7 thoughts on “Ep. 1449 The Boatload of Real-Life Examples Keynesians Have to Ignore

  1. If anyone here is interested in testing the idea of UBI instead of just having their opinions confirmed, check this out: https://www.youtube.com/watch?v=yL9vdLBn9uM

  2. 16:05
    Leonard Read's "I, Pencil". An example that was used frequently by Dr. Milton Friedman. It is also a perfect way to introduce concepts of free market advocacy to children (as well as adults).

  3. The income tax code is used by government as a way to influence human behavior. The same can be said of the government's manipulation of interest rates.

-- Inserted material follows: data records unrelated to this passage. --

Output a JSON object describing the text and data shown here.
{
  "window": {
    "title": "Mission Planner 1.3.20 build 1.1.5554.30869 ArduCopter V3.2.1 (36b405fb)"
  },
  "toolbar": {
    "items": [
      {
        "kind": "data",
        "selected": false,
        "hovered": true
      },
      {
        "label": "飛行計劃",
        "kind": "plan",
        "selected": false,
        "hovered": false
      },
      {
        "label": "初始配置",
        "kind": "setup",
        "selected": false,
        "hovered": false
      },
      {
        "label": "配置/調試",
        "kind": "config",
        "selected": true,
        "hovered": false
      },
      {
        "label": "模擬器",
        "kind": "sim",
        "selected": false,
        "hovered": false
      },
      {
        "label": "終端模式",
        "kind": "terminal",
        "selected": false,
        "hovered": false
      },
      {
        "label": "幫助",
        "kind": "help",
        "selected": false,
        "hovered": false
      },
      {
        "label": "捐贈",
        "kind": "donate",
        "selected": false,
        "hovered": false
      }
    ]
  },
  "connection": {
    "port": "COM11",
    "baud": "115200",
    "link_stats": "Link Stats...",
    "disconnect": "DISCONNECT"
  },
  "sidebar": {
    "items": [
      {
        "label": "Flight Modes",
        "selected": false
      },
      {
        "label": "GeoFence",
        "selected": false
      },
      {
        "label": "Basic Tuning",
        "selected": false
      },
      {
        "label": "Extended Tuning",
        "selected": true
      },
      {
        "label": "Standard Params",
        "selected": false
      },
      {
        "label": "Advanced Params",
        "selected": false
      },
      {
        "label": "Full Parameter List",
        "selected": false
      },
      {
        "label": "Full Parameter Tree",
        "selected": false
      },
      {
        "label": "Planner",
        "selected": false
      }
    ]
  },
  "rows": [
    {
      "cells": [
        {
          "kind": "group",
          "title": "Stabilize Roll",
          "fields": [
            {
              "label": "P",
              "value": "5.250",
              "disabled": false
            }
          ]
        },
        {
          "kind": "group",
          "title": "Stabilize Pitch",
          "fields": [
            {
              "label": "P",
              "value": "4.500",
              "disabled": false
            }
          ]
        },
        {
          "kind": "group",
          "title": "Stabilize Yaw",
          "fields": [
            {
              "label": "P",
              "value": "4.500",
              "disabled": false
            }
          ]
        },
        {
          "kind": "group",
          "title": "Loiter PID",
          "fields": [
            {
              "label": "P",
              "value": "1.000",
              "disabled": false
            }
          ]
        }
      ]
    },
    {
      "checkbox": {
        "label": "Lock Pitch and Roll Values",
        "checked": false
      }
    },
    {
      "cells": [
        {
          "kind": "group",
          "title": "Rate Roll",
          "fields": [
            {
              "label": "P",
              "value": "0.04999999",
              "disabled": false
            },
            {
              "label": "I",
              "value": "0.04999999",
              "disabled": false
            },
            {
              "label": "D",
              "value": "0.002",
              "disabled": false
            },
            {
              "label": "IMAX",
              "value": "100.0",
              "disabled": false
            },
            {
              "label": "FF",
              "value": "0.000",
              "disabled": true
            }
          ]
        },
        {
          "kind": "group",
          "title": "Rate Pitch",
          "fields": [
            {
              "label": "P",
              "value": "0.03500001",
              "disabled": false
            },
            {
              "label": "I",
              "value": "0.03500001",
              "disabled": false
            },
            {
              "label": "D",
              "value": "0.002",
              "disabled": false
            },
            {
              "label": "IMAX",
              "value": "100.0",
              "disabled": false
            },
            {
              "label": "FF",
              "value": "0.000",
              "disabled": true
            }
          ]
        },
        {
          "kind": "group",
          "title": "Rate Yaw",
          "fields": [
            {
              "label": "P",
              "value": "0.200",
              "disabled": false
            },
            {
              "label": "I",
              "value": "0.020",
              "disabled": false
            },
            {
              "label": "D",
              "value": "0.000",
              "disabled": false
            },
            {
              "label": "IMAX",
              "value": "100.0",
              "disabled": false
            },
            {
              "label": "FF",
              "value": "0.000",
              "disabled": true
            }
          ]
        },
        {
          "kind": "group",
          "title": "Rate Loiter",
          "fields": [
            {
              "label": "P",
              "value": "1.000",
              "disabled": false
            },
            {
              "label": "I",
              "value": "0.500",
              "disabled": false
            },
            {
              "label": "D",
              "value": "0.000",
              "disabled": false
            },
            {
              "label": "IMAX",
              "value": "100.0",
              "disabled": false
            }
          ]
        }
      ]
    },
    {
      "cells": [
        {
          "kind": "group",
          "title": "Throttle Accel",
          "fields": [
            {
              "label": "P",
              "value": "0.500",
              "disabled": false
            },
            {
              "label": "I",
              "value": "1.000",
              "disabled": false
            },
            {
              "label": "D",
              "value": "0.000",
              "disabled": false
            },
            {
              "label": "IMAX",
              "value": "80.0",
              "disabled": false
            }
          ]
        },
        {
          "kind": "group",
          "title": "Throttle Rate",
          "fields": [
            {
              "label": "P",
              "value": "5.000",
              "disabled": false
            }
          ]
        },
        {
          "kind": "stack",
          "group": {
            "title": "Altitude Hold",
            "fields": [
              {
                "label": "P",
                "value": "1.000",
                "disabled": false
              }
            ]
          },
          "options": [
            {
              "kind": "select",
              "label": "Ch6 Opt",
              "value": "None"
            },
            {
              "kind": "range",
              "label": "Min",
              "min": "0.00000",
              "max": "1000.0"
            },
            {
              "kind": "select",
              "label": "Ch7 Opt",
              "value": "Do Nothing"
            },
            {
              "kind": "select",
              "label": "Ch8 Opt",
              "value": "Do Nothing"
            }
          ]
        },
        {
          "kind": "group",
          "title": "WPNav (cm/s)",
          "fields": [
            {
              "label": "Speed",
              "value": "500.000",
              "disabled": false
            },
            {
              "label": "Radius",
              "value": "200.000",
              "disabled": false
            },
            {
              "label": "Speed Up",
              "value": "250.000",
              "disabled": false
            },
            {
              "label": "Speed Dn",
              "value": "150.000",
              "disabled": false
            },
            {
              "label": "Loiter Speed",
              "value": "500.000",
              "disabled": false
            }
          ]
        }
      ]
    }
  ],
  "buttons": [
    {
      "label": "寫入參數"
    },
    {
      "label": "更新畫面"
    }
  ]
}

  4. Monetarists deeply believe that the power of money comes from being spent, ie., it's ability to command people and resources, ie., that wealth is consumption. They often regard savings as having value only when it is eventually spent. They insist that there is no difference between money that arises by means of the voluntary interactions of free and sovereign individuals,… and money that arises from threats of violence from the state if their money is not voluntarily accepted,… that there is no difference between money that arises from public debt, or the equivalent of printing presses, or from savings, or actual production of value that is voluntarily accepted by it's recipients.

    Basically Austrians don't believe in even the possibility that a cult of philosopher kings can ever be presumed to make better decisions for people with better outcomes than what people actually choose for themselves. How is it that in the world today this opinion is largely regarded by all correct thinking people as either being extreme,… or merely eccentric,… but never worthy of serious consideration. We regard every individual human being as each being a moral end, each unto themselves. We presume that individual people are trustworthy,… until, by their individual actions, they prove otherwise. We trust people to be able to rule their own lives better than having others rule them instead. I am amazed that this attitude bewilders those who trust authority alone.

    it is difficult to get a man to understand something when his income depends on his not understanding it.

    ~ Henry Louis Mencken

    A democracy cannot exist as a permanent form of government. It can only exist until the voters discover that they can vote themselves money from the Public Treasury. From that moment on the majority always votes for the candidates promising the most benefits from the Public Treasury with a result that a democracy always collapses over loose fiscal policy always followed by dictatorship. The average age of the world's greatest civilizations has been 200 years. These nations have progressed through the following sequence:

    · From Bondage to Spiritual Faith
    · From Spiritual Faith to Great Courage

    · From Courage to Liberty

    · From Liberty to Abundance

    · From Abundance to Selfishness

    · From Selfishness to Complacency

    · From Complacency to Apathy

    · From Apathy to Dependency

    · From Dependency back into Bondage

    ~ Alexander Fraser Tytler

    18th century Historian and Jurist

    Paper money has had the effect in your state that it will ever have, to ruin commerce, oppress the honest, and open the door to every species of fraud and injustice.

    ~ George Washington

    I sincerely believe that banking institutions are more dangerous than standing armies; and that the principle of spending money to be paid by posterity… is but swindling futurity on a large scale.

    ~ Thomas Jefferson

    When the people find that they can vote themselves money, that will herald the end of the republic.

    ~ Benjamin Franklin

    If Congress can do whatever in their discretion can be done by money, and will promote the General Welfare, the Government is no longer a limited one, possessing enumerated powers, but an indefinite one….

    ~ James Madison, letter to Edmund Pendleton, January 21, 1792

    No legal tender law is ever needed to make men take good money; its only use is to make them take bad money.

    ~ Stephen T. Byington

    The American Republic will endure until the day Congress discovers that it can bribe the public with the public's money.

    ~ Alexis de Tocqueville

    While boasting of our noble deeds we're careful to conceal the ugly fact that by an iniquitous money system we have nationalized a system of oppression which, though more refined, is not less cruel than the old system of chattel slavery.

    ~ Horace Greeley

    If you ask me to name the proudest distinction of Americans, I would choose — because it contains all the distinctions of the others — the fact that they were the people who created the phrase 'to make money'. No other language or nation had ever used these words before; men had always thought of wealth as a static quantity — to be seized, begged, inherited, shared, looted or obtained as a favor. Americans were the first to understand that wealth has to be created. The words 'to make money' hold the essence of human morality.

    ~ Ayn Rand, Atlas Shrugged

    Politicians never accuse you of 'greed' for wanting other people's money – only for wanting to keep your own money.

    ~ Joseph Sobran

  5. Keynesianism is the idea that a man can pull the levers of the economy while taking none of the blame when a wrong lever is pulled.

  6. So we need to get rid of all tax-breaks. Implementing tax breaks is pseudo-socialism. Also, I still don't see why UBI is a bad idea…It doesn't create artificial demand in any specific sector. It leaves the market in control.